Реджи слегка очнулся от дремоты, всегда одолевавшей его в дневные часы.
— Свихнутые? — пробормотал он сонно. — А как же! Мой дядя Эдгар считал себя близнецами.
— Близнецами, э?
— Ну да. Дурацкая идея! То есть, казалось бы, одного моего дяди Эдгара должно было бы хватить на любого человека.
— И как это началось? — спросил Арчи.
— Началось? Ну, мы стали замечать, что он всего требует в двойном количестве. Чтобы для него к обеду сервировали два прибора и так далее. Всегда заказывал два кресла в театре. Стоило недешево, могу тебе сказать.
— А перед этим он себя странно не вел? Не нервничал и все такое прочее, хочу я сказать?
— Нет, насколько помню. А что?
Тон Арчи стал крайне серьезным.
— Ну, тебе я скажу, старина, хотя не хотелось бы, чтобы это пошло дальше. Меня немножко беспокоит мой милый старый тесть. По-моему, он вот-вот спятит. Вроде бы не выдерживает напряжения. Последние дни ведет себя чертовски странно.
— Например? — пробурчал Реджи ван Тайл.
— Ну, на днях я оказался у него в кабинете… Между прочим, он отстегнул только десять долларов, а мне требовалось двадцать пять. И тут он схватывает тяжеленное пресс-папье и со всей мочи бьет им.
— Тебя?
— Да не меня. В том-то и странность. Комара на стене, сказал он. Я о том, с каких это пор типчики хлопают комаров пресс-папье? Я хочу сказать, принято ли бить их таким образом?
— И он что-нибудь раскокал?
— Нет, как ни странно. Однако чуть было не угодил в очень милую картину, подарок Люсиль ко дню его рождения.

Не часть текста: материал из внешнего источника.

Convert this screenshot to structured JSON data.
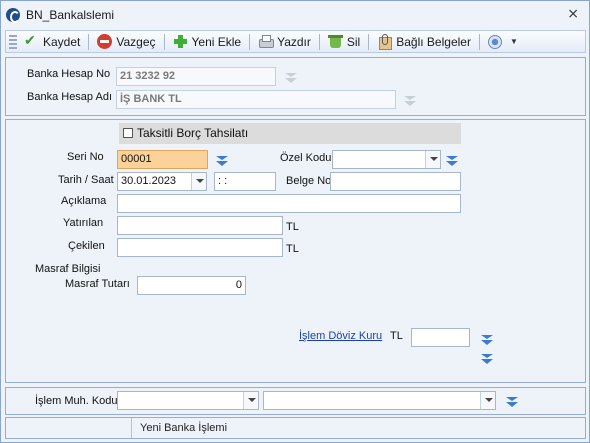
{
  "window": {
    "title": "BN_Bankalslemi",
    "close_glyph": "⨯"
  },
  "toolbar": {
    "buttons": [
      {
        "label": "Kaydet",
        "icon": "check-icon"
      },
      {
        "label": "Vazgeç",
        "icon": "cancel-icon"
      },
      {
        "label": "Yeni Ekle",
        "icon": "plus-icon"
      },
      {
        "label": "Yazdır",
        "icon": "printer-icon"
      },
      {
        "label": "Sil",
        "icon": "delete-icon"
      },
      {
        "label": "Bağlı Belgeler",
        "icon": "attachment-icon"
      }
    ]
  },
  "bank": {
    "account_no_label": "Banka Hesap No",
    "account_no_value": "21 3232 92",
    "account_name_label": "Banka Hesap Adı",
    "account_name_value": "İŞ BANK TL"
  },
  "group": {
    "title": "Taksitli Borç Tahsilatı",
    "checked": false
  },
  "form": {
    "seri_no_label": "Seri No",
    "seri_no_value": "00001",
    "ozel_kodu_label": "Özel Kodu",
    "ozel_kodu_value": "",
    "tarih_saat_label": "Tarih / Saat",
    "tarih_value": "30.01.2023",
    "saat_value": " :  :",
    "belge_no_label": "Belge No",
    "belge_no_value": "",
    "aciklama_label": "Açıklama",
    "aciklama_value": "",
    "yatirilan_label": "Yatırılan",
    "yatirilan_value": "",
    "yatirilan_currency": "TL",
    "cekilen_label": "Çekilen",
    "cekilen_value": "",
    "cekilen_currency": "TL",
    "masraf_bilgisi_label": "Masraf Bilgisi",
    "masraf_tutari_label": "Masraf Tutarı",
    "masraf_tutari_value": "0",
    "doviz_kuru_link": "İşlem Döviz Kuru",
    "doviz_currency": "TL",
    "doviz_value": ""
  },
  "bottom": {
    "muh_kodu_label": "İşlem Muh. Kodu",
    "muh_kodu_value": "",
    "muh_kodu_name_value": ""
  },
  "footer": {
    "tab_label": "Yeni Banka İşlemi"
  }
}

Еще на фут левее, тут бы ей и конец.
— Да, выглядит ненормально.
— И кстати, о картине. Я заглянул к нему через пару дней и вижу: со стены он ее снял, положил на пол и пялится на нее чертовски пристально. Странно, а?
— На пол?
— На милый старый ковер. Когда я вошел, он пучил на нее какой-то остекленелый взгляд. Точно в благочестивом трансе. Когда я вошел, это на него подействовало, заставило очнуться, и он подпрыгнул, как олень. Не ухвати я его, он приземлился бы прямо на эту штукенцию. Чертовски неприятно, знаешь ли. Так на него не похоже. Казалось, что-то его гнетет. Что мне делать, как думаешь? Конечно, дело не мое, но, боюсь, если и дальше так пойдет, недалек тот день, когда он всадит в кого-нибудь вилку для рыбы.